Les représentations vitalistes donnent aux phénomènes vitaux des explications étrangères au monde des modèles sous la forme desquels nous élevons par généralisation scientifique l’édifice du Cosmos. Le caractère de ces représentations enlève leur portée créatrice dans le domaine scientifique, et les rend infructueuses. Les représentations matérialistes qui ne saisissent dans les organismes vivants qu’un simple jeu des forces physico-chimiques, ne sont pas moins funestes. Elles restreignent le domaine de la recherche scientifique en empiétant sur son résultat final ; en y introduisant la divination, elles obscurcissent la compréhension scientifique. En cas de divination heureuse, l’élaboration scientifique se serait vite débarrassée de tous les obstacles. Mais la divination était liée trop étroitement à des constructions philosophiques abstraites, étrangères à la réalité qu’étudiait la science. Ces constructions amenaient à des représentations de la vie trop simpliste et détruisaient la notion de complexité des phénomènes. Cette divination n’a, jusqu’à présent pas avancé notre compréhension de la vie.

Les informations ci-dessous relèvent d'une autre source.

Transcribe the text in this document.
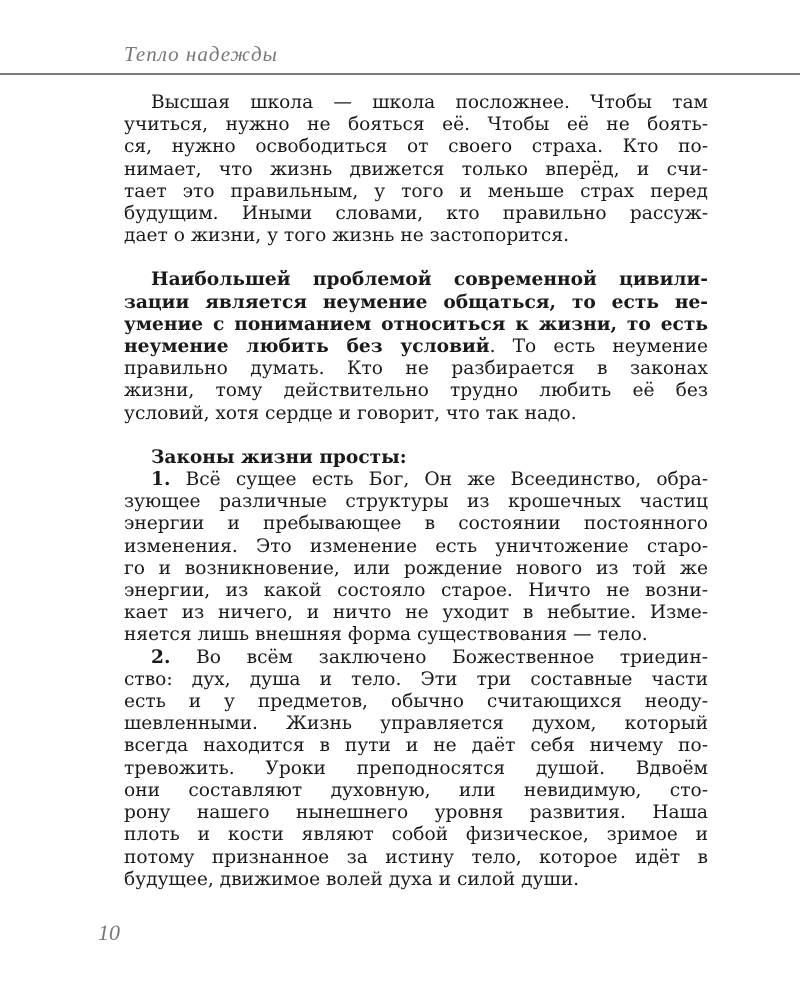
Тепло надежды
Высшая школа — школа посложнее. Чтобы там
учиться, нужно не бояться её. Чтобы её не боять-
ся, нужно освободиться от своего страха. Кто по-
нимает, что жизнь движется только вперёд, и счи-
тает это правильным, у того и меньше страх перед
будущим. Иными словами, кто правильно рассуж-
дает о жизни, у того жизнь не застопорится.
Наибольшей проблемой современной цивили-
зации является неумение общаться, то есть не-
умение с пониманием относиться к жизни, то есть
неумение любить без условий. То есть неумение
правильно думать. Кто не разбирается в законах
жизни, тому действительно трудно любить её без
условий, хотя сердце и говорит, что так надо.
Законы жизни просты:
1. Всё сущее есть Бог, Он же Всеединство, обра-
зующее различные структуры из крошечных частиц
энергии и пребывающее в состоянии постоянного
изменения. Это изменение есть уничтожение старо-
го и возникновение, или рождение нового из той же
энергии, из какой состояло старое. Ничто не возни-
кает из ничего, и ничто не уходит в небытие. Изме-
няется лишь внешняя форма существования — тело.
2. Во всём заключено Божественное триедин-
ство: дух, душа и тело. Эти три составные части
есть и у предметов, обычно считающихся неоду-
шевленными. Жизнь управляется духом, который
всегда находится в пути и не даёт себя ничему по-
тревожить. Уроки преподносятся душой. Вдвоём
они составляют духовную, или невидимую, сто-
рону нашего нынешнего уровня развития. Наша
плоть и кости являют собой физическое, зримое и
потому признанное за истину тело, которое идёт в
будущее, движимое волей духа и силой души.
10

Aussi nous considérons comme fondée la tendance toujours plus dominante des recherches scientifiques à renoncer à ces deux types d’explication de la vie ; à étudier ses phénomènes par des procédés purement empiriques ; à se rendre compte de l’impossibilité d’expliquer la vie, c’est-à-dire de lui assigner une place dans notre Cosmos abstrait, édifice scientifiquement composé de modèles et d’hypothèses.

On ne peut actuellement aborder avec quelque garantie de succès les phénomènes de la vie que d’une façon empirique, sans tenir compte des hypothèses. C’est la seule voie pour découvrir des traits nouveaux en ces phénomènes, traits qui élargiront le domaine des forces physico-chimiques actuellement connues, ou y introduiront (de front avec les principes constructeurs de notre univers scientifique) un principe ou un axiome nouveau, une nouvelle notion, qui ne peuvent être ni entièrement prouvés, ni déduits des axiomes et des principes connus. C’est alors qu’il sera possible en se basant sur des hypothèses nouvelles, de relier ces phénomènes à nos constructions du Cosmos, comme la radioactivité avait relié ces dernières au monde des atomes.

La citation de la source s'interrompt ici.